Biomarkers for peritoneal carcinomatosis must be identified through more investigation. Distinguishing peritoneal metastases from solid organ metastases should be both physiologically viable and therapeutically effective. As we look to exosomes to give insight into the field, we must solve common problems in nanovesicle separation and validation.
For clinical application, reliable and efficient methodologies, as well as accepted standards, will need to be devised. Future clinical work in this subject should incorporate the gathering of samples in advance for retrospective analysis. This will be useful in determining clinical validity and usefulness. We are optimistic that the collaborative efforts of many will continue to deliver progress in minimizing the toll of this aggressive disease on human life.
Peritoneal carcinomatosis is a tremendous issue for oncologists and surgeons since it is so difficult to cure. Many surgeons and oncologists still raise the white flag when it comes to detecting them.
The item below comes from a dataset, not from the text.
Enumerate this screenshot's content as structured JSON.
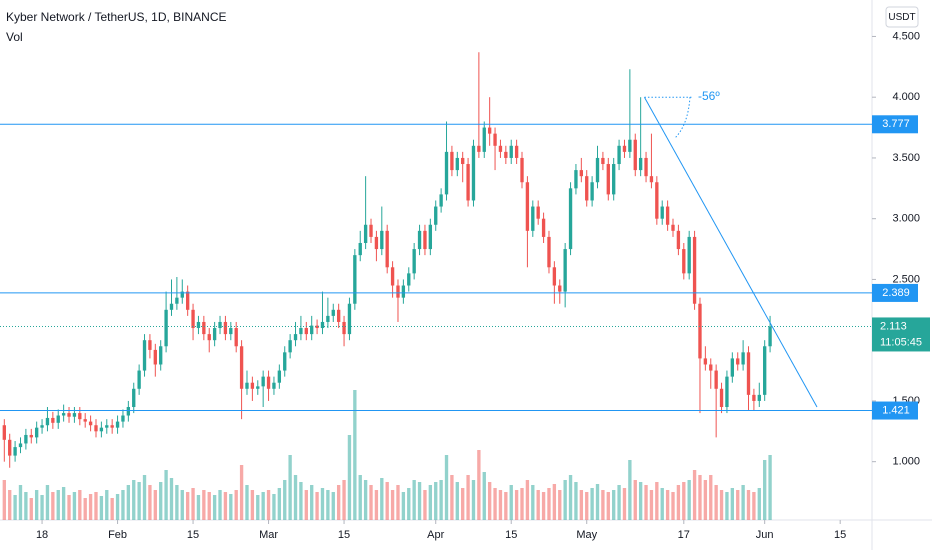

The loco-regionality of PC, as well as the true characteristics and barrier capabilities of the peritoneum with its own lymphatic system, have yet to be thoroughly examined.
There are significant discrepancies in the treatment of different types of PC from different illnesses between different facilities and nations. As a result, several evidences in the data persist and are surely addressed. As a result, chemosurgery (the combination of chemotherapy and surgery as one entity) is not yet regarded as a definitively legitimate choice.
The many kinds of PC caused by various illnesses should no longer be treated in separate facilities. Advanced illnesses should be centralized in all nations, and chemosurgery centers should no longer treat all diseases; instead, disease-specialized facilities should begin to apply chemosurgery to the many kinds of PC.
The main risk is that the link between the PC and the primary tumor is lost: while we wait for a better understanding of peritoneal diffusion pathophysiology and try to redefine its prognostic role, it is prudent to mention the pathological classification of the primitive tumor, which is frequently overlooked.
Finally, in order to enhance knowledge and overcome actual restrictions, we must all make a concerted effort toward a multidisciplinary approach, case selection and debate, and reciprocal knowledge increase. Translational medicine should be given more attention and recognition.